By John Hughes
ONE of the recurring themes that flow through sport is the way orthodoxies are embraced and disposed of with equal zeal.
It is winners who set the trend. They have scaled the summit and so there is a natural tendency for those seeking to emulate them to follow their path, ape their every move.
Strength and conditioning, nutrition, psychology, breathing exercises, tight jerseys, contorted motivational acronyms, mystic symbols. There is no stone which will be left unturned when teams go in pursuit of victory.
There is a story told of a county team who spent a training session pushing the management’s cars around a car park. That team won nothing, so it’s a tale told with a sneer, a parable of the crazy and misguided trails a team will follow in their pursuit of silverware.
But don’t doubt for a second that if that team had contrived to win even a provincial title there would have been a cottage industry in car-pushing on the go.
Victory is the only arbiter of efficacy in the minds of some.
It was with that in mind that I read a piece by Sonia O’Sullivan in the Irish Times last week.

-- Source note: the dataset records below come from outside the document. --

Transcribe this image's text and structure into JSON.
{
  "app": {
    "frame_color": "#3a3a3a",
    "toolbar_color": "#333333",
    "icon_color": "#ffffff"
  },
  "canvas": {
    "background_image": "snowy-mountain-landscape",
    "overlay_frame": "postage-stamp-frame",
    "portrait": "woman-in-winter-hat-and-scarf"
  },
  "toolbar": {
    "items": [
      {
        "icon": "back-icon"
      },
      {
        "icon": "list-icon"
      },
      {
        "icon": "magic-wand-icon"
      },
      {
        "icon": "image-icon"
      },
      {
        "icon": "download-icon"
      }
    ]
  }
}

“I often find myself on the sidelines watching young athletes race, and there is no better place to see competition in its most natural state,” said O’Sullivan. “It doesn’t take much to realise who is the best, the fastest, the most competitive. There aren’t a lot of tactics employed, as they almost all rely on natural competitive instinct.”
O’Sullivan is an unabashed advocate for competitiveness in youth sport. She loves to sees youngsters fully embracing their competitive spirit.
It was this attitude that I found so striking.
In GAA there is an ongoing drive at youth level to excise the competitive element from games. The line that I’ve been spun on this topic is that players get more opportunity to express themselves when there is no competitive aspect at stake. Skills development comes front and centre and this leads to more skilful players who have a better chance of making it to adult level.
Peter Canavan is cited as an exemplar of the benefits of non-competitive youth football.
To me this is just a variant on pushing the car around the car park. Another fad which in ten or 20 years we will be rejecting with precisely the same piety we’re currently embracing it.
Athletics is a much more elemental, unadorned form of sporting expression than GAA, that’s true. In a team game there is more subtlety and one doesn’t necessarily have to possess a manic desire to win to be on a winning team.
However, it’s safe to say that the teams which win probably have more of those driven competitive characters on the pitch that those who come runner-up.
When it all boils down to it, sport is about winning and losing. If you have a problem with that, then you have a problem with one of the most fundamental aspects of sport.
Perhaps more to the point, dealing with winning and losing is a core part of daily life. One of key roles sport serves in wider society is to educate young people on how to react to the varying outcomes of the daily challenges we all face in life.
Grace and magnanimity in victory, poise and equanimity in defeat. Anyone who sees a four-year-old in action will know that these are not characteristics we’re born with. They have to instilled, and there is no better vehicle to communicate these principles than sport.
O’Sullivan makes the point beautifully in her piece.
“The best thing about these races is the aftermath: All the girls are the best of friends, rolling around on the grass laughing, not a care in the world – when only minutes before they were battling on the track,” said O’Sullivan.
That is what sport should aspire to do for young people.
Misguided attempts to remove the competitive element from games is just a case of abdicating our responsibility for a critical part of a young person’s development.